Em 2025, com o enredo “Arrepia Boi da Ilha”, sobre o intérprete Quinho, a escola deixou a Série Prata em direção à Série Bronze. O descenso, no entanto, não abalou a agremiação, que, desde 2020, após dois anos suspensa, venceu dois Carnavais na Intendente.

“O presidente Marcelo, junto com o diretor de Carnaval, Dimas, está dando condições bacanas, um bom suporte para a gente fazer um Carnaval espetacular e voltar à Série Prata”, declarou Cuca.

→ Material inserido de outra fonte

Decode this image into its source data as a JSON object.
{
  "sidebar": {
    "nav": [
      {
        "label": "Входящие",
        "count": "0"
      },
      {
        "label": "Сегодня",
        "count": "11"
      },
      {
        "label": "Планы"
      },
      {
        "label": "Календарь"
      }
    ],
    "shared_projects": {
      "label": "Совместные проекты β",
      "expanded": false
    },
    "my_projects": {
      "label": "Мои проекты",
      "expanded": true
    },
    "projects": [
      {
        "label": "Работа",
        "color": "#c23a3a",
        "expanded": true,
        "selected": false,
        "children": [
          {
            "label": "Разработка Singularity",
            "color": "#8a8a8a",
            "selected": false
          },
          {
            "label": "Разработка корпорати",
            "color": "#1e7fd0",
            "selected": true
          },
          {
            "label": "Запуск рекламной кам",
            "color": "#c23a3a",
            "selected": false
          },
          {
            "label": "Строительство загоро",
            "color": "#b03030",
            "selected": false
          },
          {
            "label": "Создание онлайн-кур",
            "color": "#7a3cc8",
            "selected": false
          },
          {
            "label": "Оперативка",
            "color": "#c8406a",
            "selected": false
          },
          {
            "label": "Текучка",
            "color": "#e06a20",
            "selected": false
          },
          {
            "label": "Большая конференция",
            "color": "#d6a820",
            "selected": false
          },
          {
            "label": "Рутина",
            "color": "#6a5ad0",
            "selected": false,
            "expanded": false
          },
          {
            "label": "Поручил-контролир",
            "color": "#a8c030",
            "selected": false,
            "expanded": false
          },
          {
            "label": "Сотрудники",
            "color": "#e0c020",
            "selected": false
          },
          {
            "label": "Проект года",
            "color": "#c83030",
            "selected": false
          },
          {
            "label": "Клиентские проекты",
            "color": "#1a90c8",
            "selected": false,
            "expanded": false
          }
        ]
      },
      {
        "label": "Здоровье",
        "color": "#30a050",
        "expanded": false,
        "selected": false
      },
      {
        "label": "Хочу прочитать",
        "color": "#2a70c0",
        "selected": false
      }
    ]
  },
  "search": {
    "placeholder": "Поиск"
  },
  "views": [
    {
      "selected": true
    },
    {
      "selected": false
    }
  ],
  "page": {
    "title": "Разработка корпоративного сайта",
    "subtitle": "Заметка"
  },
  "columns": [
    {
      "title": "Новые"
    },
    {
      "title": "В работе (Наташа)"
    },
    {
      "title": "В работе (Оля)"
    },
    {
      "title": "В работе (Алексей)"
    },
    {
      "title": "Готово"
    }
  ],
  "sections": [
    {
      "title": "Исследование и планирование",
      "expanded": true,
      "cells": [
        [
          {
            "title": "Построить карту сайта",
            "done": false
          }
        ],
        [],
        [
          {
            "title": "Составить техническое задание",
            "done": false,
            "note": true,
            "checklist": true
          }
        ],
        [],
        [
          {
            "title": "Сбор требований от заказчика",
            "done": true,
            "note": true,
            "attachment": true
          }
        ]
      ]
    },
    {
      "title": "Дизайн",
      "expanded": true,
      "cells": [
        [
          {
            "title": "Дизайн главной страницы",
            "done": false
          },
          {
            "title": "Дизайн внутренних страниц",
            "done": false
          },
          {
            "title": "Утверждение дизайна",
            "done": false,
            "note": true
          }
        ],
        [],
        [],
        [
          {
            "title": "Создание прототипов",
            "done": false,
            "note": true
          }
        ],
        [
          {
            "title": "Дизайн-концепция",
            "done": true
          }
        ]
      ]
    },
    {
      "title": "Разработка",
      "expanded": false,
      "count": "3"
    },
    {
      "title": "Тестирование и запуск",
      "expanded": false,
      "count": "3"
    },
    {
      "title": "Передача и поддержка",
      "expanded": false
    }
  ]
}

Em termos concretos, o Boi da Ilha investe em três alegorias para 2026, além de fantasias bem acabadas.

“É um enredo que permite que a gente trabalhe muito bem as cores, a volumetria das fantasias. Quando a gente fez essa dupla, pensamos logo em fantasias coloridas e volumosas, abusando da criatividade para que as pessoas, conforme a escola vem vindo, consigam identificar o tapete cromático, as alas”, explicou Felipe.

Para isso, no entanto, será preciso driblar as dificuldades que a Intendente apresenta, sobretudo em questão de estrutura, repasse de verbas e reciclagem de materiais.

“Trabalhar na Intendente exige muito do pensamento crítico para a criatividade. É você olhar alguma coisa e falar: ‘Nossa, aquilo dali, eu tenho uma quantidade boa, tenho uma volumetria boa. Posso usar aquilo ali em alguma área, em alguma composição, em algum carro. Nada se perde quando a gente fala da Intendente Magalhães. Tudo a gente cria, recria e transforma’”, apontou Felipe.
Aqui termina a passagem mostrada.